The 'Almost Anti' Laser
To build a workable resistor, the Yale team needs to build in varying degrees of light transfer efficiency, just as an electronics engineer would build resistors with varying degrees of resistance: 50 percent, 25 percent, and so forth, Jude explained.
But to build a better optical resistor, the anti-laser would have to become the "almost anti" laser.
"If they can tune this device so that at least some light can get through, in varying quantities, it could be useful in the passive optical domain," Jude said.
Right now, however, the Yale scientists are working on just the opposite problem: how to get their anti-laser to absorb 99.999 percent of incoming light, the theoretical limit. The current version absorbs 99.4 percent.
"The CPA we built is just a proof of concept," Stone told TechNewsWorld. "I'm confident we will start to approach the theoretical limit as we build more sophisticated CPAs."

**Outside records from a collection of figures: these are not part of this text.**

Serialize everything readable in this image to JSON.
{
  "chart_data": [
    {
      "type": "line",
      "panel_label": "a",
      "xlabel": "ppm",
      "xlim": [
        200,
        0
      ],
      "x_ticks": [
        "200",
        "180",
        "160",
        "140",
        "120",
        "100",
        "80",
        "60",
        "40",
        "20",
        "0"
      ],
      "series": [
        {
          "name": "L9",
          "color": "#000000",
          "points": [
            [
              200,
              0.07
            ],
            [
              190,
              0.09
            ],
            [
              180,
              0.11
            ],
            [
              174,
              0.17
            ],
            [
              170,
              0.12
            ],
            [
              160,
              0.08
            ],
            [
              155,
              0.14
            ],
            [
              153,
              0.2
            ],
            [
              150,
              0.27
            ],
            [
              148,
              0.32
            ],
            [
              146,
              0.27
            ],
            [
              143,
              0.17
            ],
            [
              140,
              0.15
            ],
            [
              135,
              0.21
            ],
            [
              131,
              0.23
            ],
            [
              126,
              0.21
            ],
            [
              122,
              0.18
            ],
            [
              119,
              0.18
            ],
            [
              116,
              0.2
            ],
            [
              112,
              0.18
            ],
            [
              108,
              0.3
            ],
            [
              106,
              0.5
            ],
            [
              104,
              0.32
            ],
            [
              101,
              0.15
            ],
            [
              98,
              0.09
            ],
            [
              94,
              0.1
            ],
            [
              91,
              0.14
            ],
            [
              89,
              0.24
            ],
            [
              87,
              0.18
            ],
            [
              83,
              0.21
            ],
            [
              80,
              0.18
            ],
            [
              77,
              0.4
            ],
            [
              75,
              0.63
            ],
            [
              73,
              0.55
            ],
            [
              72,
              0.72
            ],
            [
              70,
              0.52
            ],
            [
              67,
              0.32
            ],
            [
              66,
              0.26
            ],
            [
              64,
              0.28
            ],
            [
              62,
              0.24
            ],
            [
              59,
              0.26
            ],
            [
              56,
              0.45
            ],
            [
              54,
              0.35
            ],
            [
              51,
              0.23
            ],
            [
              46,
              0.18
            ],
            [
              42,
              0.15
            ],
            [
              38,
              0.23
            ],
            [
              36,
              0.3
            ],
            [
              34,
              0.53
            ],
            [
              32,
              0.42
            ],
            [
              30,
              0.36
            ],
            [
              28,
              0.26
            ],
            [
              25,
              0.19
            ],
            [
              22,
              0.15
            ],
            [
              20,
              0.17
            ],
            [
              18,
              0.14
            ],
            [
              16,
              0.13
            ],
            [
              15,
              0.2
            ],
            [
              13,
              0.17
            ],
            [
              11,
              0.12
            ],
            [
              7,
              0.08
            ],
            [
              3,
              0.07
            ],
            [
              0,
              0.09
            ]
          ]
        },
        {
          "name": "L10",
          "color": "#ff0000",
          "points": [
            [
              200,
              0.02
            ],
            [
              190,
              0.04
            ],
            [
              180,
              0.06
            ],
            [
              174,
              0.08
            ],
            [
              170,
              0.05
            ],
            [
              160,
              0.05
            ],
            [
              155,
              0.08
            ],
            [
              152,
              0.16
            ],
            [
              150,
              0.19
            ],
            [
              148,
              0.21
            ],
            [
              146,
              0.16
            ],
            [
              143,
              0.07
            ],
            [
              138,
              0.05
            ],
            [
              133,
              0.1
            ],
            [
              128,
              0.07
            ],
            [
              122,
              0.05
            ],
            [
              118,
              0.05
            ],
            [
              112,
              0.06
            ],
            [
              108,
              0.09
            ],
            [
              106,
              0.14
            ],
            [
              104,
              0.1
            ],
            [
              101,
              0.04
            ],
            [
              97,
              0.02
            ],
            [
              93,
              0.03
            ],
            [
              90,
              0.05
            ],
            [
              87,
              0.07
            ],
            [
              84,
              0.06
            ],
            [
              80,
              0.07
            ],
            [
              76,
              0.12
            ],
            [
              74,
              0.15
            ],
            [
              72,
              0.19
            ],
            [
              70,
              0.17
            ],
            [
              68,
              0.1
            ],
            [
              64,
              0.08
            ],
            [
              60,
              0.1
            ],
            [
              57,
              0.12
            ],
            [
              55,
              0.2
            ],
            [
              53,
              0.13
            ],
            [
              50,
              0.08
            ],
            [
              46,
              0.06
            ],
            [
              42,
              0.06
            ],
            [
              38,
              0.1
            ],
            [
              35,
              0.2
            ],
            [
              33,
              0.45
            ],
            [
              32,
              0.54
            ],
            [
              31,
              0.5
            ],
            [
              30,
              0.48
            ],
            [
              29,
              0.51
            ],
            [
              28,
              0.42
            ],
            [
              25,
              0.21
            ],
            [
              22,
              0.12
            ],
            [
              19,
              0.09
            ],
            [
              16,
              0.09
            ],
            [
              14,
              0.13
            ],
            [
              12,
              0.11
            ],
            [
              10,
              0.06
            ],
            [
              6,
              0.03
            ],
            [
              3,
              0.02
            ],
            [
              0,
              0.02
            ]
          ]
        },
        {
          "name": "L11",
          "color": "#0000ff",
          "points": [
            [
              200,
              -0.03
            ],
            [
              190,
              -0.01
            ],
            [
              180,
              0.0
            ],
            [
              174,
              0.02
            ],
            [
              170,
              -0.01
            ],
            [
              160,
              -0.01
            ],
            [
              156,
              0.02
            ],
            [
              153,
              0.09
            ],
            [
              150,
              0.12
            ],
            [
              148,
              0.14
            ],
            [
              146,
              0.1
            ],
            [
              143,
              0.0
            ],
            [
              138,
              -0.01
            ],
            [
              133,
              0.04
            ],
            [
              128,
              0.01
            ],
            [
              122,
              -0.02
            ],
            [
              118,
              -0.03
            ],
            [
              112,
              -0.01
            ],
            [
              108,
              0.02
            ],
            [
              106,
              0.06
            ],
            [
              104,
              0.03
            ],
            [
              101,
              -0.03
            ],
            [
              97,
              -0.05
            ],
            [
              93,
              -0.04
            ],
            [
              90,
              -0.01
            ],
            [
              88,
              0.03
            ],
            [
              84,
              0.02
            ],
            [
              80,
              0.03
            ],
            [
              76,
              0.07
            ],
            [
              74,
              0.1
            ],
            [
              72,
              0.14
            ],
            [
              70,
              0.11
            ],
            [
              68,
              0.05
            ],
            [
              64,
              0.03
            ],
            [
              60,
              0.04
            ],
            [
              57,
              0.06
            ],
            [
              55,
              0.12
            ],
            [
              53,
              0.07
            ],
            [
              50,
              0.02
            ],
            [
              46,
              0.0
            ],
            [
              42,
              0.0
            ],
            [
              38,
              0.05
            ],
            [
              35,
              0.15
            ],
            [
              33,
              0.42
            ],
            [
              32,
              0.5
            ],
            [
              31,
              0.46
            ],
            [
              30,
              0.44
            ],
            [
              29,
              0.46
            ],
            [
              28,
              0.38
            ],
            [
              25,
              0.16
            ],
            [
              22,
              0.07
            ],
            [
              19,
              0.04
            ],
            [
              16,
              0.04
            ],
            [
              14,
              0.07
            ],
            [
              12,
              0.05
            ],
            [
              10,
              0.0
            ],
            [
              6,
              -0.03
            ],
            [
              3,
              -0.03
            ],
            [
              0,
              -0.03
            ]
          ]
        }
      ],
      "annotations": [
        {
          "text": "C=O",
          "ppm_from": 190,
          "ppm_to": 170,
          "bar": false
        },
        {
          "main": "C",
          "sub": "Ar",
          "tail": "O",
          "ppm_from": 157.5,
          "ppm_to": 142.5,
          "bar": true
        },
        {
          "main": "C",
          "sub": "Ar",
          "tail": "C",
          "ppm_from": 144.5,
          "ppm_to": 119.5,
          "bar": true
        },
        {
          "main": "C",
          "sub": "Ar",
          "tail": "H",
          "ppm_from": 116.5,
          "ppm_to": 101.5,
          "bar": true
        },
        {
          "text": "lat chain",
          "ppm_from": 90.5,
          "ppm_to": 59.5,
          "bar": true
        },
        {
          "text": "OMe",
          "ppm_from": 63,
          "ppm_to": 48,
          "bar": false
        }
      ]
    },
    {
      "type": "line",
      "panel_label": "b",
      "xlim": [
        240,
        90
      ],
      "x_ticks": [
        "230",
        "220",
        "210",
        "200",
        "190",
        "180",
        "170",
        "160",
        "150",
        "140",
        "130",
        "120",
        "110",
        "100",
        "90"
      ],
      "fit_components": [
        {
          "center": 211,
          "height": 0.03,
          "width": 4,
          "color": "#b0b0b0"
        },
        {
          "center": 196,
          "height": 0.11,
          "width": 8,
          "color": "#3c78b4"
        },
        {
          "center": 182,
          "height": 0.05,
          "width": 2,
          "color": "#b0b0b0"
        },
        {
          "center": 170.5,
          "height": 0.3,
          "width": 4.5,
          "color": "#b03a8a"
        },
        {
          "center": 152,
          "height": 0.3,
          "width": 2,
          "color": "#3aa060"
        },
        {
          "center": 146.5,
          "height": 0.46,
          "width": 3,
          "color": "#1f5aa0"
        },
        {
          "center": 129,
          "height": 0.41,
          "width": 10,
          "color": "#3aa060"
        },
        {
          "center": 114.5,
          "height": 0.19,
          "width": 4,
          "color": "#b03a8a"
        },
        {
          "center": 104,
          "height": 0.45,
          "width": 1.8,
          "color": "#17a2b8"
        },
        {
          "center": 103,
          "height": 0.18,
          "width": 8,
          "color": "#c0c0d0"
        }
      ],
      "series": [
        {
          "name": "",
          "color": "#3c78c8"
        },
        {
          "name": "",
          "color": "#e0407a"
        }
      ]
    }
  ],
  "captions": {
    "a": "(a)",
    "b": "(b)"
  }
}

Greater sophistication -- as Apple has repeatedly proven -- means smaller size. Future CPAs will likely shrink, from the current one centimeter width to six microns, much smaller even than a human hair.
Shrinking may prove utterly necessary if the device is deployed in great numbers, Michael Jude explained.
"One of the virtues of optical computing is that it doesn't leave much residual heat -- but as the anti-laser absorbs light, it produces heat," Jude said. "In technologies that use CPAs in quantity, that could lead to some real heat dissipation limitations."